Editor’s note: The U.S. Food and Drug Administration (FDA) has granted a “Fast-Track” designation to a new drug for certain patients with acute myelogenous leukemia (AML). The drug, called AG-221, is a targeted therapy that is meant to treat people with AML whose tumors have mutations in the isocitrate dehydrogenase-2 protein (IDH2), as detected by molecular testing. The Fast-Track designation means that the FDA will facilitate a faster approval process so that the drug can soon be prescribed by oncologists in the U.S.
“Agios Pharmaceuticals Inc., a Cambridge company seeking to develop new treatments for cancer, said Wednesday that the US Food and Drug Administration has granted a so-called “Fast Track” designation to its experimental treatment for a type of acute myelogenous leukemia, or AML.
“The FDA’s fast track program is designed to facilitate frequent interactions with the FDA review team to expedite clinical development and submission of a New Drug Application, or NDA. The designation is given to medicines with the potential to treat serious or life-threatening conditions and address unmet medical needs. The program provides the opportunity to submit sections of a new drug application on a rolling basis as data become available. This permits the FDA to review portions of the new drug application as they are received instead of waiting for the entire application submission.

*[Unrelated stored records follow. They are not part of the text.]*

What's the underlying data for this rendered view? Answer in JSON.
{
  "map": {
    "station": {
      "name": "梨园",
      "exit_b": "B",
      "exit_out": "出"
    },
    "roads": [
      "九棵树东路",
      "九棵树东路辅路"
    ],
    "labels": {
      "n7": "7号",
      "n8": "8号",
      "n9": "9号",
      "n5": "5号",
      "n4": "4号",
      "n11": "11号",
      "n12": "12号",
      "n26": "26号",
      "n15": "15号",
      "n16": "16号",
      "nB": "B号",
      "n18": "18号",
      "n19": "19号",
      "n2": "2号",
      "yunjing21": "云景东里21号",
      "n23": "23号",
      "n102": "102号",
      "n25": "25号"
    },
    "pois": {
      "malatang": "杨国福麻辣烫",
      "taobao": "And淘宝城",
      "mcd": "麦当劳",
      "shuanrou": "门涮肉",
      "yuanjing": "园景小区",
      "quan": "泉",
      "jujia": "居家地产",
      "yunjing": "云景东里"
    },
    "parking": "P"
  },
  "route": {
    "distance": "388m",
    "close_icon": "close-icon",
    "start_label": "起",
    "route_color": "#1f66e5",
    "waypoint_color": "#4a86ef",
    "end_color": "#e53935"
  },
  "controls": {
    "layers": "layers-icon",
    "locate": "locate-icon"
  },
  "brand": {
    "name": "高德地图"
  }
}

“Agios currently calls its drug candidate AG-221, and it is designed to the treat patients with AML who harbor an isocitrate dehydrogenase-2 mutation.”
“AG-221, a novel inhibitor of isocitrate dehydrogenase (IDH) 2-mutant metabolic enzyme, was well tolerated and showed early promise in patients with advanced and refractory blood cancers harboring IDH2 mutations, according to the initial results of a phase I study presented here at the AACR Annual Meeting 2014, April 5-9.
” ‘Mutations in the genes for the metabolic enzymes IDH1 and IDH2 are thought to be the drivers of distinct subsets of acute myeloid leukemias (AML),’ said Eytan M. Stein, M.D., assistant attending physician in the Leukemia Service at Memorial Sloan Kettering Cancer Center in New York. ‘They lead to the production of increased levels of an oncometabolite called 2-hydroxyglutarate (2-HG), which is hypothesized to prevent normal healthy bone marrow cells from maturing, leading to cancer.’ ”
Editor’s note: AG-221 is a targeted therapy drug. The goal of this phase I clinical trial was to test the safety of AG-221 for patients. The trial found that AG-221 is safe and shows real promise as a cancer-fighting treatment for patients whose blood cancers have mutations in the IDH2 gene, as detected by molecular testing.